Upon his release, he became military governor of the Austrian provinces of Tyrol and Vorarlberg; in early 1647 he commanded troops in Swabia. In September, Enkevort besieged the Swedish held city of Memmingen, taking it on 23 November; several smaller towns in Swabia and Franconia followed. He later traveled to Bohemia, Thuringia, Hesse and then back to Swabia on various assignments, one of which was the creation of a gunboat flotilla which challenged the Swedes on Lake Constance. He was not present at the Battle of Zusmarshausen which took place on 17 May. Citing Jost Maximilian von Bronckhorst-Gronsfeld's poor performance after the battle, Maximilian I, Elector of Bavaria offered Enkevort the command of the Bavarian forces. Enkevort assumed office on 2 August from the interim commander Hunolstein and managed to defeat the Franco-Swedish army at the Battle of Dachau in October with the help of the Imperial cavalry under Johann von Werth, his last operation in the war.

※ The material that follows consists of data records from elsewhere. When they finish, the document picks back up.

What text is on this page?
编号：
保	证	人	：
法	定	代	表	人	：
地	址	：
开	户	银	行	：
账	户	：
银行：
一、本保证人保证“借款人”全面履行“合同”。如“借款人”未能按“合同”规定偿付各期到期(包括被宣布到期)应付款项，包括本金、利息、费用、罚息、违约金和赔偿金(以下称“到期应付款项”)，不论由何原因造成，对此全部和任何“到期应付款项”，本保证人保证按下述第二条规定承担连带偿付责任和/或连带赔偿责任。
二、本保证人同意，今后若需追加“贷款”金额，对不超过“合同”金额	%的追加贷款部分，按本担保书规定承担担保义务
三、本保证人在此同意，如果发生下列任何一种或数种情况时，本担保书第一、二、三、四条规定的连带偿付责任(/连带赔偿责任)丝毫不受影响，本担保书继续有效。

Following the end of the war he took part in the demobilization of Bavarian and Imperial troops, receiving the sum of 3,000 Goldguldens and the title of Graf for his service. In the meantime the Franco-Spanish War continued and Enkevort was sent to the Italian front of operations at the head of the Imperial troops. Enkevort's troops did not engage in any major operations and he returned to Vienna after the two sides signed the Treaty of the Pyrenees. He died in Vienna in 1663, it is known that he was the son-in-law of the Imperial chancellor Count of Werdenberg.